Along these lines, I'm going to put some blame on Godiva for holding back women's ultimate, which should be better than it is. Their 1980s style offense and conservative defenses do nothing to further the game, and other teams that try to copy them don't improve the game at all.
The spread of training. It's the same deal. Everyone is doing plyos and track workouts now, whereas only some of the top teams did them fifteen years ago. In this case, the middle levels might actually be caught up to the top levels in the frequency and relative intensity of the workouts, but the top levels have better athletes and players.
The explosion of College. For several years now, a majority of UPA members pay college dues. And, as much as I hate to say it, Mike G is probably right about college being more exciting than Club (although I think he uses the word "better", which is clearly wrong). The games move a lot more quickly, there's less certainty in who is going to win (compare the year-to-year turnover in nationals qualifiers in college vs club), and the newness of it for the players makes it seem fresh. And with the next-10-years trend of youth ultimate exploding, college play will only get better. Not to be forgotten is the explosion in coaching, which I am categorizing as a trend for the next ten years (future post).

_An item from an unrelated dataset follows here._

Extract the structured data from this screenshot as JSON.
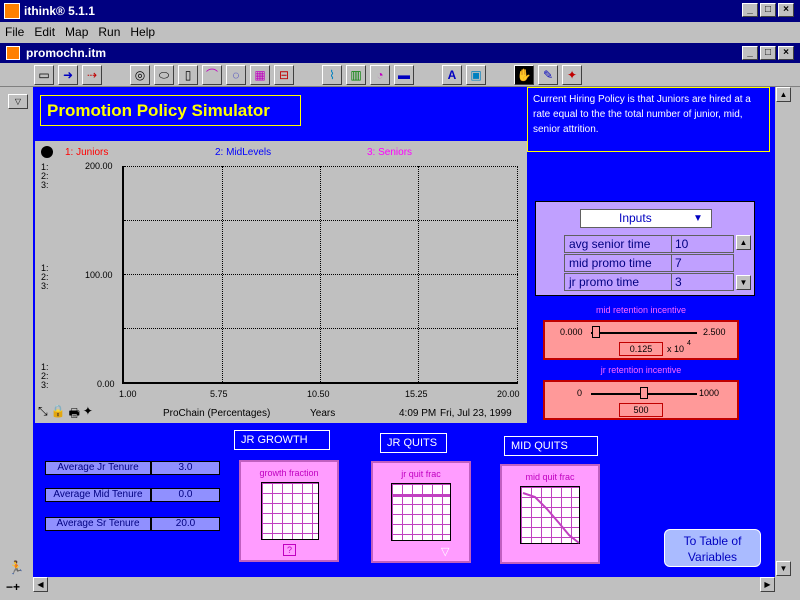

The shift to Coed and the change in the season. These are tied together. It used to be that there were a lot of semi-serious or recreational tournaments in the spring and summer for men's and women's club teams. These tournaments have either changed to coed or else been replaced by new coed tournaments. At one time, Fools was a high-level tournament with a few reunion teams, then the theme teams started creeping in, until in 2005 an aptly-named ShortFatGuys almost takes the crown. Poultry Days is now unofficially coed. All summer leagues are coed. The season is different, too, at least in the East. Teams used to go to tournaments beginning in April and continue straight through until Nationals in November. Now the season is shorter and there are more practice-only weekends. Maybe this is part of the graying of ultimate, and older players who have been doing the scene for 10 or 20 years are less willing to commit their teams to five straight weeks of travel.
The professionalization of ultimate. The UPA has five or six full-time staff and does a lot of things online. Tournaments start on time, have lined fields, programs, and food and water. Uniforms match, are made of high-tech fabrics, have numbers, and look good. Players aren't hippies, are serious little whiners (yeah, I'm looking at you), and buy extremely well-written, informative books on Ultimate Techniques and Tactics. There's the Score-O-Matic, Tournament Reporting Tool and ranking systems, formats manuals, etc.
But the more things change, the more they stay the same. I don't think someone from 30 years ago would have a hard time recognizing the game or following the action. He might be confused as hell if he listened in on the line ("Al pull, Nathan hitch, play is Jim to Forch, yous are fills, clam for 3 to flick on the turn, running 'Chainsaw' off a stoppage"), but he would recognize the flow and all the action. The biggest change would probably be in the non-play related things covered in "professionalization" above. Or possibly in the inability to score some weed.